Inequality is exceptionally hard to measure: you need lots of data, on lots of different people, in lots of different circumstances, and then a bunch of high level tools to figure it out.
Politicians, bureaucrats, and advocates claims about inequality should probably be dismissed out of hand as not credible.
Having said that, it doesn’t take a rocket scientist to recognize that there’s some.
There’s four big easy ideas, right at the top of the list, that should be grasped by every student at this level.
Income and wealth are not the same. Income is a flow, wealth is a stock. Economists know a lot more about income, because it’s in everyone’s paychecks, and the government keeps tabs on most of us. Economists know a lot less about wealth because it’s harder to value (for example, what your car is actually worth isn’t known until someone buys it from you).
But, what you know about your neighbors is mostly about wealth. You don’t see their paychecks. You don’t know all their sources of income. But their wealth is sitting right there in front of you.
So, we worry about what is mostly wealth inequality, and then politicians, bureaucrats and advocates do bait and switch and tell us they can fix that by going after income. And they do.
What we really want to be more equal is consumption not income (both are flows). We could get a lot less income inequality if we went and punished people for working long hours … you know … go watch more TV or we’ll get the IRS after you. But we don’t do that because it’s dumb. We could also get less income inequality by making sure the poor worked more … you know … no TV for you until you put in more hours. Somehow our society seems to think this one is a little better, but I don’t always agree with it.
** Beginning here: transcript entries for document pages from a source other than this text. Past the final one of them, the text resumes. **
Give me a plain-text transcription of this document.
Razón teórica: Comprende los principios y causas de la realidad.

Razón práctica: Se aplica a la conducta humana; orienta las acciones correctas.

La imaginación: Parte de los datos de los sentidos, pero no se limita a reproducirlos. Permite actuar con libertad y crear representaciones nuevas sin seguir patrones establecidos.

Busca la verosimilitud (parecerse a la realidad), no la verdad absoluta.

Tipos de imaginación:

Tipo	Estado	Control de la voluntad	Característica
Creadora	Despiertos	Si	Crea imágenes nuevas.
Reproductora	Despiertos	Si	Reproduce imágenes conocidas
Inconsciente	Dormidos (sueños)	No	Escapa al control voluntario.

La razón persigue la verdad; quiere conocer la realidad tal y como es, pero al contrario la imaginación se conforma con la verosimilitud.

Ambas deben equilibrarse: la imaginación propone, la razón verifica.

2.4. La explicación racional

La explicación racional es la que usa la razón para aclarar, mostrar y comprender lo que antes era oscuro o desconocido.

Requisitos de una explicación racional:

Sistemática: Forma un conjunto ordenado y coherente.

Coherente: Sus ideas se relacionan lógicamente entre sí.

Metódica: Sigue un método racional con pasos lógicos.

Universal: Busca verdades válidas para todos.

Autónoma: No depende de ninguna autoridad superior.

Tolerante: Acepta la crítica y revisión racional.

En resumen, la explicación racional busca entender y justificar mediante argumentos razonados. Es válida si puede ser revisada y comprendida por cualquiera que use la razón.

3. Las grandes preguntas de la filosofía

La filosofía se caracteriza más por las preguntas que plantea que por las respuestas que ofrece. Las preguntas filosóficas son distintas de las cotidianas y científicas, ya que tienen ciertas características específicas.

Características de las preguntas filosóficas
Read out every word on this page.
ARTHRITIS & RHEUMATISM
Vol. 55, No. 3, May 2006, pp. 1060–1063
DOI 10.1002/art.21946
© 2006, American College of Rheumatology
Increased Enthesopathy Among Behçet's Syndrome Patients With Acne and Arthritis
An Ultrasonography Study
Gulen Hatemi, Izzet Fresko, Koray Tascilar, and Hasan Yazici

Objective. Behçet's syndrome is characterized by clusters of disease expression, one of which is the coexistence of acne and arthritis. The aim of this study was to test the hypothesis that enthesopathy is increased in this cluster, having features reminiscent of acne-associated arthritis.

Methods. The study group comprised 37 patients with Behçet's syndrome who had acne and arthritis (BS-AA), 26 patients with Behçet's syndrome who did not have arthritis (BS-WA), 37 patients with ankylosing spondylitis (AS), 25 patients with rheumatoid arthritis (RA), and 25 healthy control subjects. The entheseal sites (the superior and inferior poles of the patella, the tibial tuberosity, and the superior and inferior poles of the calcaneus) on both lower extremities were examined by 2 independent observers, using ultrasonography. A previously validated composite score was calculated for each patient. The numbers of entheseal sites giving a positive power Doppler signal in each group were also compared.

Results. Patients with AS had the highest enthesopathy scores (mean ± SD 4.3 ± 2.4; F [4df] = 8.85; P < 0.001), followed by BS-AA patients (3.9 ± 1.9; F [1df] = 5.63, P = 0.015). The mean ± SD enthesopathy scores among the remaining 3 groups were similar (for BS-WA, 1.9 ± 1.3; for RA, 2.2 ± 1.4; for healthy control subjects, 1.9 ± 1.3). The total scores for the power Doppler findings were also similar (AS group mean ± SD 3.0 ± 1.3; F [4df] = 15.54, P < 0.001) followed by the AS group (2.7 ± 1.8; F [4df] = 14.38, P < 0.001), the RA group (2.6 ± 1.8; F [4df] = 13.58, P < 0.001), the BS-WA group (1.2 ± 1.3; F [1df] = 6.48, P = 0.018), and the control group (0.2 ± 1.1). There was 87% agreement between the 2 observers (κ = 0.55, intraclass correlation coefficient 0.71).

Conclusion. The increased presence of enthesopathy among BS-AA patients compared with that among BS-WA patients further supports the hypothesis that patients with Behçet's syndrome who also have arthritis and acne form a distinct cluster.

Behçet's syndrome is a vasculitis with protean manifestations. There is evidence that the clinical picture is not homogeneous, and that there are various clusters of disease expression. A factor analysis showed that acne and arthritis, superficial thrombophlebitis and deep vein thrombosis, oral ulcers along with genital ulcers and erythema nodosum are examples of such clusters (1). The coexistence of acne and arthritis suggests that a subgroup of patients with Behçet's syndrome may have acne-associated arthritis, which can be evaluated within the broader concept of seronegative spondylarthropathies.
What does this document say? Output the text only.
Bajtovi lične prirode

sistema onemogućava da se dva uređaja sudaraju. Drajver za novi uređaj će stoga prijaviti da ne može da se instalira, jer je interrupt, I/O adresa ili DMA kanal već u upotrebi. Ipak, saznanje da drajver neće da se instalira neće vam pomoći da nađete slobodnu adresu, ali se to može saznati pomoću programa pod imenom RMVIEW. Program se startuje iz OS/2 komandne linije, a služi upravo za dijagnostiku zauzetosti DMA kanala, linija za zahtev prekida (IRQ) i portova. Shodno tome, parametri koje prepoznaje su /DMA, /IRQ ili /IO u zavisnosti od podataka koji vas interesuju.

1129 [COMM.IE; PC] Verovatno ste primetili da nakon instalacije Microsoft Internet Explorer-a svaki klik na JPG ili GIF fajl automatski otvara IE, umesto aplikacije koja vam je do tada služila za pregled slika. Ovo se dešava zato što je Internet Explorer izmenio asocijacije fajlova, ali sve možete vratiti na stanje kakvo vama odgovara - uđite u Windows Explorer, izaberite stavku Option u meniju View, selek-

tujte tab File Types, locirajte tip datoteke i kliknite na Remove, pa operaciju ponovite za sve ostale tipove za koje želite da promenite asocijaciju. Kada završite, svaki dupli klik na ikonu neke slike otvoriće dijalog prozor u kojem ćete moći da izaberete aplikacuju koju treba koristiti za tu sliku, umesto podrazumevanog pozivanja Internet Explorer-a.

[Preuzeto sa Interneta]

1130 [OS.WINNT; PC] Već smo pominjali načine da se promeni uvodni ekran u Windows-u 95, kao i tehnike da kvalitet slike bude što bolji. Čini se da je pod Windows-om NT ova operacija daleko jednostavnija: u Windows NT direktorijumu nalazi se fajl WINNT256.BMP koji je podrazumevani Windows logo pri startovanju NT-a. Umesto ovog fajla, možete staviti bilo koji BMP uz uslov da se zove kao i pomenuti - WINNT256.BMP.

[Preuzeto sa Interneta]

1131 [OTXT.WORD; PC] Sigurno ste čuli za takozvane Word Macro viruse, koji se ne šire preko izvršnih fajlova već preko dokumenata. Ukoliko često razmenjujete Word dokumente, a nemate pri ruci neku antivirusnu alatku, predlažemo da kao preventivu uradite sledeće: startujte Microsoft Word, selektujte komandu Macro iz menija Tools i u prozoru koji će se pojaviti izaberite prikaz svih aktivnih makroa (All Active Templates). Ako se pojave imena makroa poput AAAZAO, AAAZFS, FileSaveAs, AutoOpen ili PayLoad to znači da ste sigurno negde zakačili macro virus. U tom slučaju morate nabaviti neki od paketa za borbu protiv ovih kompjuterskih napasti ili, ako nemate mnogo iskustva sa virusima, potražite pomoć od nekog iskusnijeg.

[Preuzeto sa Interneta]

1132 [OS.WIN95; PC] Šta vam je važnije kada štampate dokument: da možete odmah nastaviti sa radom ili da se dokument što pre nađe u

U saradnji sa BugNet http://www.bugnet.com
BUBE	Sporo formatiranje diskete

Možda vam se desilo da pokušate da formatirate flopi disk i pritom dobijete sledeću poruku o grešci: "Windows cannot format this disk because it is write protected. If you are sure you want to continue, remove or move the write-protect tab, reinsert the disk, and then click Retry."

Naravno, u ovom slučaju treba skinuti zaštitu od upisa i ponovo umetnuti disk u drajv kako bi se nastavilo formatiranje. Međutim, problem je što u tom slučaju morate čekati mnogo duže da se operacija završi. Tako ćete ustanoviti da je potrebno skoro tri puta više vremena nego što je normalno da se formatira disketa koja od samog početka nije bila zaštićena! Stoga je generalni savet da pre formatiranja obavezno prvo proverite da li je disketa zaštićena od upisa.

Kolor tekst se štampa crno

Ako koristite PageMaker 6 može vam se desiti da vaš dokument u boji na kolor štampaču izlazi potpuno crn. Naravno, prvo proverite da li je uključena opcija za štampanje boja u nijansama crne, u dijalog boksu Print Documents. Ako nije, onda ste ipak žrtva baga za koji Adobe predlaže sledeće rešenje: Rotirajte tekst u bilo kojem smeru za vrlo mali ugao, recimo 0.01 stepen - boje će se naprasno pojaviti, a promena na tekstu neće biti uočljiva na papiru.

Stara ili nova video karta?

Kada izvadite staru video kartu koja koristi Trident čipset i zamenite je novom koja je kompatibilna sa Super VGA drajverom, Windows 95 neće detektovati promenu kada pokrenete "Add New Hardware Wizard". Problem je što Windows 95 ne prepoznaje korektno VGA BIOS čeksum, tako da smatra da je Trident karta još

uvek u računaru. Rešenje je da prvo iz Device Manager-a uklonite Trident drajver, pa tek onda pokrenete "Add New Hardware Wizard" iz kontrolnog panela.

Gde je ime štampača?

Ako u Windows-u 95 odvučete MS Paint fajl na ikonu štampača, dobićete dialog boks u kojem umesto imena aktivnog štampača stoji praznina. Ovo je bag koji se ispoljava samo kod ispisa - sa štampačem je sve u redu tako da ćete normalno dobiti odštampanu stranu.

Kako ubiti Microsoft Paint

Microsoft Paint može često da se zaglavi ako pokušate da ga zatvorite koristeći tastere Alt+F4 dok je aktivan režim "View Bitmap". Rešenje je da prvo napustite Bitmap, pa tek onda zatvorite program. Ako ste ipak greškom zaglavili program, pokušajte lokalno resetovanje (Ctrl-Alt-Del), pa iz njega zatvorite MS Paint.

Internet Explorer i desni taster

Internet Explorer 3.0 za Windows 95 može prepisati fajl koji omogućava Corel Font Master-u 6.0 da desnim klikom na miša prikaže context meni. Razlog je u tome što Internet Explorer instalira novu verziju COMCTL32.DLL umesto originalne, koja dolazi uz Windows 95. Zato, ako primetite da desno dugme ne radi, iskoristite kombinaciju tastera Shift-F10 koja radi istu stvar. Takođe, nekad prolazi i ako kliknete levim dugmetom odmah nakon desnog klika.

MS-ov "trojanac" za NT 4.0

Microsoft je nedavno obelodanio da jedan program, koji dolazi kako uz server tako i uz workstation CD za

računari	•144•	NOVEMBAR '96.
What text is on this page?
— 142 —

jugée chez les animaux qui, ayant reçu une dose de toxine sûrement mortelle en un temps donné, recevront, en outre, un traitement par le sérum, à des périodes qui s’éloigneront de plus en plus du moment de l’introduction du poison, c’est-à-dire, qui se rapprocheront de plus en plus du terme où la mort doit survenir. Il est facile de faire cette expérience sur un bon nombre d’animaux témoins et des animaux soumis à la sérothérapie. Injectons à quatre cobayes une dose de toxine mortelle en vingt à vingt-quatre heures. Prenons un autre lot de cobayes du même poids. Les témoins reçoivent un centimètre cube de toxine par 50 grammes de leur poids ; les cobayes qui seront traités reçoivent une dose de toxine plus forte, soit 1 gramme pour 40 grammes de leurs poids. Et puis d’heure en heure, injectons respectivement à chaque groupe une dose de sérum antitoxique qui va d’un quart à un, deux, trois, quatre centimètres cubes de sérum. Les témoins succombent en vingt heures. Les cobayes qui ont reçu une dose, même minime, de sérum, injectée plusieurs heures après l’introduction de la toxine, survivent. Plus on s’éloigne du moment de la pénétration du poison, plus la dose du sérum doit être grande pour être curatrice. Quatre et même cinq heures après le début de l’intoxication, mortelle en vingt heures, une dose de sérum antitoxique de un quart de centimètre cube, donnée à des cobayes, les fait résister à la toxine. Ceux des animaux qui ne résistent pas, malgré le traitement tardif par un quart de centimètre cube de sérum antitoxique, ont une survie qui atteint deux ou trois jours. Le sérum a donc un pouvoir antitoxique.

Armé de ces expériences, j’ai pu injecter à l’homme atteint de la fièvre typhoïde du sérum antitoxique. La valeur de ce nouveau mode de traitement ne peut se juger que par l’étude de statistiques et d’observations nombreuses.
Think about it, who bugs you more, the rich person who eats in fancy restaurants, or the rich person who eats at home? It’s not their income that bugs us, it’s what they do with it.
This means we need to be concerned about consumption inequality. So, politicians, bureaucrats, and advocates … focus instead on income. Learn to ask them why. The answers aren’t pretty.
A lot of inequality is between young and old. Some of the poorest zip codes in the country are located in … college towns (because of the low income of most students). Do note that I do not want to diminish the areas of real poverty, I just want to point out that the data isn’t what we think it is. And, a lot of the rich live in coastal Florida, south Texas, Arizona, and southern California. Hmmm … the places that attract retirees.
But the old vote. So the response of politicians, bureaucrats, and advocates has been to shelter a lot of their income (which is often lower because the house is paid off and the kids are done with college anyway) from redistribution. One of the biggest sources of consumption for the old is … Medicare.
BTW: our fiscal problems with Medicare are much larger than those with Social Security (even though that gets more press). The reason is that Medicare is open ended during any given month for senior, while their Social Security checks have known and stable values.
We already do a lot to reduce inequality. We can debate about whether that’s enough or not, but we can’t deny that we’re trying.
This means that if we want to assess whether inequality is getting better or worse, we have to do it after taxes have been collected, and redistributed at transfer payments.
That’s sensible. The only reason to not do that would be that you really don’t want to know the answer.
So what do our politicians, bureaucrats, and advocates do? Base almost all of their discussion and policy prescriptions on pre-tax, pre-transfer, income.
All of that was a preface. There’s a new paper out that does a better job at this. It’s entitled “U.S. Inequality, Fiscal Progressivity, and Work Disincentives: An Intragenerational Accounting ”, and it’s by Alan J. Auerbach Laurence J. Kotlikoff Darryl R. Koehler. It's part of the NBER Working Paper Series: a lot of papers by top economists appear their first before they come out in a formal journal publication.
These guys are not conservatives/Republicans. A more accessible discussion appeared in The New Republic (a liberal/progressive magazine). It’s entitled “We’ve Been Measuring Income Inequality All Wrong” and it’s required.
Let me note that none of this is surprising to economists. It’s just a big job, and holy cow am I glad someone else did the work so that I just have to read it.
Here’s their big findings.
First, spending inequality—what we should really care about—is far smaller than wealth inequality. This is true no matter the age cohort you consider.
… The poorest are able to spend far more than their wealth would imply …
The fact that spending inequality is dramatically smaller than wealth inequality results from our highly progressive fiscal system, as well as the fact that labor income is distributed more equally than wealth.
… U.S. fiscal policy acts as a serious disincentive to work longer hours or harder for more pay.
Our standard means of judging whether a household is rich or poor is based on current income. But this classification can produce huge mistakes.
… Nearly a third of the people we identified as middle income are being mis-classified as either richer or poorer.
And what are their policy recommendations?
Raising taxes and benefits as Democrats advocate will, unless existing tax and benefit systems are properly reformed, come at the cost of even larger work disincentives. Lowering taxes as Republicans advocate—presumably funding this with benefit cuts—will improve work incentives but may exacerbate spending inequality unless the benefit cuts disproportionately hit the rich.